Viktor Orban, lui, affirme que son parti s’est « auto-suspendu ». Judith Sargentini, elle, ne comprend pas cette décision. L’eurodéputée écologiste est l’auteure du rapport qui dénonce des violations de l’Etat de droit en Hongrie, rapport sur la base duquel le Parlement européen a déclenché des poursuites contre la Hongrie.
« Le rapport que j’ai écrit et que le Parlement européen a voté à la majorité des deux tiers date d’il y a à peine 6 mois, et pendant ce temps-là, la situation s’est encore aggravée en Hongrie, avec un nouveau système judiciaire où Orban peut lui-même choisir les juges, des choses comme ça. Et que fait ce parti politique ? Il le suspend au lieu de l’exclure, dit-elle.
Bien sûr ils doivent faire leurs propres investigations, mais peut-être que je devrais envoyer aux enquêteurs le rapport que j’ai fait, celui d’ailleurs que la majorité de leur groupe a voté. Parce que ce qui se passe en Hongrie est clair, on n’a pas vraiment besoin de vraiment vérifier ça. Ce qu’il faut en revanche essayer de comprendre, c’est pourquoi le PPE a abrité le parti de Viktor Orban pendant 9 ans, en légitimant la destruction de la démocratie dans ce pays. »
Le PPE a longtemps toléré la dérive autoritaire d’Orban
Au fil des ans, la tension entre Viktor Orban et la grande famille des conservateurs européens n’a cessé de monter, rapporte notre correspondante à Budapest, Florence La Bruyère. Le Parti populaire européen a longtemps toléré la dérive autoritaire de Viktor Orban.

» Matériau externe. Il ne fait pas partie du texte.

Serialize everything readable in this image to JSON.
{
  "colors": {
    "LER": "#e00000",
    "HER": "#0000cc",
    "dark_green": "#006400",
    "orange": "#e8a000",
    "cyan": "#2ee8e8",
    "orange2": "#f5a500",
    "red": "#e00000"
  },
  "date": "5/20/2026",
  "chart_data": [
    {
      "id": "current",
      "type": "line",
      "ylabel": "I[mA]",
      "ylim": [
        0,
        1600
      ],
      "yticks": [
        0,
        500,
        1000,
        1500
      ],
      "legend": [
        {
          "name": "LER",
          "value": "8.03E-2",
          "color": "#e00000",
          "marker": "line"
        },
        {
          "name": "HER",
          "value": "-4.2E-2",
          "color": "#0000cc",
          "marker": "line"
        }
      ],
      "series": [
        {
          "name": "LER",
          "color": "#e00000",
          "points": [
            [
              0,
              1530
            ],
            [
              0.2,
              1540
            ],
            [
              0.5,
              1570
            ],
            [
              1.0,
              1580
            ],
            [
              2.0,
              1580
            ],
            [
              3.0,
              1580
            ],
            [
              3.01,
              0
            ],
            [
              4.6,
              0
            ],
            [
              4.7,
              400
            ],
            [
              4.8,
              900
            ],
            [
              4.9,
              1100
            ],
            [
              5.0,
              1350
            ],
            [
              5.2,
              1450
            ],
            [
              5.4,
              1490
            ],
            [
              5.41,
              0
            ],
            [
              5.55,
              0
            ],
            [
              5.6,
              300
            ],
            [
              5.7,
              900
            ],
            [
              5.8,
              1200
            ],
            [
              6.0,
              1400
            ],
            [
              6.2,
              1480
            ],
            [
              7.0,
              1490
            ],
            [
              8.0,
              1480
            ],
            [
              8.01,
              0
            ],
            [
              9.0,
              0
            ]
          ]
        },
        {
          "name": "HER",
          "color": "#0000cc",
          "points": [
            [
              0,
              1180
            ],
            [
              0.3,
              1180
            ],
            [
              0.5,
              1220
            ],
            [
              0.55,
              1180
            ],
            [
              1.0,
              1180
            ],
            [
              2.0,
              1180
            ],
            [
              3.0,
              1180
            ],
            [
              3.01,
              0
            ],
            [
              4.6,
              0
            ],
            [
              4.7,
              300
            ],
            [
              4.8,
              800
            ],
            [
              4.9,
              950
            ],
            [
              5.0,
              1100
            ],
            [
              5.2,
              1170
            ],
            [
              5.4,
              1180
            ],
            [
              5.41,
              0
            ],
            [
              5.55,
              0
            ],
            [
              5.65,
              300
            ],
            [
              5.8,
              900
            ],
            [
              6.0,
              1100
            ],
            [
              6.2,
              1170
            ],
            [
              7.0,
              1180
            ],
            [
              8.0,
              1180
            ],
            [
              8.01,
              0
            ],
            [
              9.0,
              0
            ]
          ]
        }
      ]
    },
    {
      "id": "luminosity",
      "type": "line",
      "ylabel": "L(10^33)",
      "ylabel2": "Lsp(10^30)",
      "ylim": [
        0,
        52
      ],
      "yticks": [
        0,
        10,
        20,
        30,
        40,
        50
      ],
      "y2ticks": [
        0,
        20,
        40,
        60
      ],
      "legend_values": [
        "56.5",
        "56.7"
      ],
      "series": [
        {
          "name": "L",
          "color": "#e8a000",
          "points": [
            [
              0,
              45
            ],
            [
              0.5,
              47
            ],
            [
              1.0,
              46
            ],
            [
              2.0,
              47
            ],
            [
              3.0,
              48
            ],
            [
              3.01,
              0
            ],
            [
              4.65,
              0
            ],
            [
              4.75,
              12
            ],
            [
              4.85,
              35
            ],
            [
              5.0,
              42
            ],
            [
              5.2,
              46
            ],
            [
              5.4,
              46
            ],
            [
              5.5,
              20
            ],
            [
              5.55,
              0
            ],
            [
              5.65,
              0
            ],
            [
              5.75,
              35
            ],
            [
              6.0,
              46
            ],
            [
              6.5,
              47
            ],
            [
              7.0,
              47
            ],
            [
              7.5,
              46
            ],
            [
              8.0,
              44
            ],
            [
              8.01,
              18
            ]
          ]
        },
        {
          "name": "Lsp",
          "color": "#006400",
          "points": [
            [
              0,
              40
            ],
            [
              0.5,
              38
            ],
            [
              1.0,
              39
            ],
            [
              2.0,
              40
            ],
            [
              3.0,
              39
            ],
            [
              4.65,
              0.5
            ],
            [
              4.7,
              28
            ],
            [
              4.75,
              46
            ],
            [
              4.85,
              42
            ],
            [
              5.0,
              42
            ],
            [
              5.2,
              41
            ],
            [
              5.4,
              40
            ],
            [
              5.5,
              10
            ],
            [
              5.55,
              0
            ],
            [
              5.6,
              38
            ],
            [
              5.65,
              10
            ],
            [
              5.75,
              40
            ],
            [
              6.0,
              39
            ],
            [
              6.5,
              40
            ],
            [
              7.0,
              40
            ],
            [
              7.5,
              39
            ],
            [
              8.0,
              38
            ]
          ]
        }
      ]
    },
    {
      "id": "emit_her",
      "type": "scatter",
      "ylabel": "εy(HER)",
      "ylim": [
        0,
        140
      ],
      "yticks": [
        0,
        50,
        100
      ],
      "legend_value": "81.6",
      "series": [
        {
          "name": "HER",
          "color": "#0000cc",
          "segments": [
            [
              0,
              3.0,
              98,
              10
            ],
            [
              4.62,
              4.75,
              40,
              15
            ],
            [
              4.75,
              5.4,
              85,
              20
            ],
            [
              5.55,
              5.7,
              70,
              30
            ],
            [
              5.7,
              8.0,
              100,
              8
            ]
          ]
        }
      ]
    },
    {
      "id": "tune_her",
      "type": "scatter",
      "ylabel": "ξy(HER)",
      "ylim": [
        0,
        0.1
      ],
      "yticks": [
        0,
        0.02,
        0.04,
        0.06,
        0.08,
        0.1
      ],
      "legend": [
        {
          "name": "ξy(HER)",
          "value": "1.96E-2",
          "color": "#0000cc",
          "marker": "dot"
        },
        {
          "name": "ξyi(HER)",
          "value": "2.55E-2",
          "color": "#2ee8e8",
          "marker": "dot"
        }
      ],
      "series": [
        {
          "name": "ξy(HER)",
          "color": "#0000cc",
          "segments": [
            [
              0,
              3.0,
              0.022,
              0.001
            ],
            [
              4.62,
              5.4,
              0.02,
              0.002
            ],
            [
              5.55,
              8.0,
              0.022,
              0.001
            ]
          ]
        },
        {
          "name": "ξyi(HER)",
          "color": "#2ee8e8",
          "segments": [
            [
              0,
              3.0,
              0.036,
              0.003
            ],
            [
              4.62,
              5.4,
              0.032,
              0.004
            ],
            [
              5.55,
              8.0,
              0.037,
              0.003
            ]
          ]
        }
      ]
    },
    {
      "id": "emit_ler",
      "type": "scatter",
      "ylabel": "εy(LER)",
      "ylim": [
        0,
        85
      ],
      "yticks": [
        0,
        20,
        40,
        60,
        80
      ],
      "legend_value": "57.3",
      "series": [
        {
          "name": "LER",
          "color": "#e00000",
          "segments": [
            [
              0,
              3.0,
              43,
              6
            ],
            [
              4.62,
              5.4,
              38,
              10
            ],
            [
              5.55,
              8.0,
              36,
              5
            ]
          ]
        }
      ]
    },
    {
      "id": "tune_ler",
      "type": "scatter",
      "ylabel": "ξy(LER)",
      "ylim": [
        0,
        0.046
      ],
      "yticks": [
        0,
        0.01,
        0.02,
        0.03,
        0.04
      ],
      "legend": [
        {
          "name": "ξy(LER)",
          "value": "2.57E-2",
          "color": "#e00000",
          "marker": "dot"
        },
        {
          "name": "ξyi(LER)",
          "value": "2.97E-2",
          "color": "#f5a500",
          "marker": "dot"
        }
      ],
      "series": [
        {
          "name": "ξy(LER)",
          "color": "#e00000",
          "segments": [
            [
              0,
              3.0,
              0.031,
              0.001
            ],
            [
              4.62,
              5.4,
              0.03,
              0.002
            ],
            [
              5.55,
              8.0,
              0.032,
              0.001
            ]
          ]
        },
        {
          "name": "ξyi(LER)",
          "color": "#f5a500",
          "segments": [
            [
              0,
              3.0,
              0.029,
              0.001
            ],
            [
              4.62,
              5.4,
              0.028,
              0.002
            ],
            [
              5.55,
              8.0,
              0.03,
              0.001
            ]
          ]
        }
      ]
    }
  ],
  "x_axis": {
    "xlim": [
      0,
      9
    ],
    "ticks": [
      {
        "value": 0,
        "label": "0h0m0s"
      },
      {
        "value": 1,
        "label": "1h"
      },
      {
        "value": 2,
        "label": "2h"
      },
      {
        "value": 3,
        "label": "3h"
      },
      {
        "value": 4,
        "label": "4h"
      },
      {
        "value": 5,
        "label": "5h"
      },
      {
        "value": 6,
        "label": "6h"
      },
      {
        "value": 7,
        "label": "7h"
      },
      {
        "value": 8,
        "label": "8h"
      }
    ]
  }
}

En 8 ans de pouvoir, le Premier ministre hongrois a fait voter de nombreuses lois liberticides, mais le PPE n’a jamais bronché. En 2017, Viktor Orban lance une offensive contre les ONG et contre l’Université d’Europe centrale, fondée par le philanthrope américain George Soros. Les conservateurs du PPE ont alors averti le dirigeant hongrois de ne pas dépasser la ligne rouge.
Mais ce dernier la franchit allègrement sans être sanctionné : les ONG sont harcelées et l’Université d’Europe centrale annonce son départ de Hongrie. Il aura fallu que le gouvernement de Viktor Orban attaque Jean-Claude Juncker, président de la Commission européenne, pour que les choses bougent.
Il y a un mois, le gouvernement hongrois a fait placarder dans tout le pays des affiches accusant Jean-Claude Juncker d’encourager l’immigration illégale en Europe. C’est la goutte d’eau qui a fait déborder le vase. Début mars, 13 partis membres du PPE réclamaient l’exclusion ou la suspension du parti de Viktor Orban.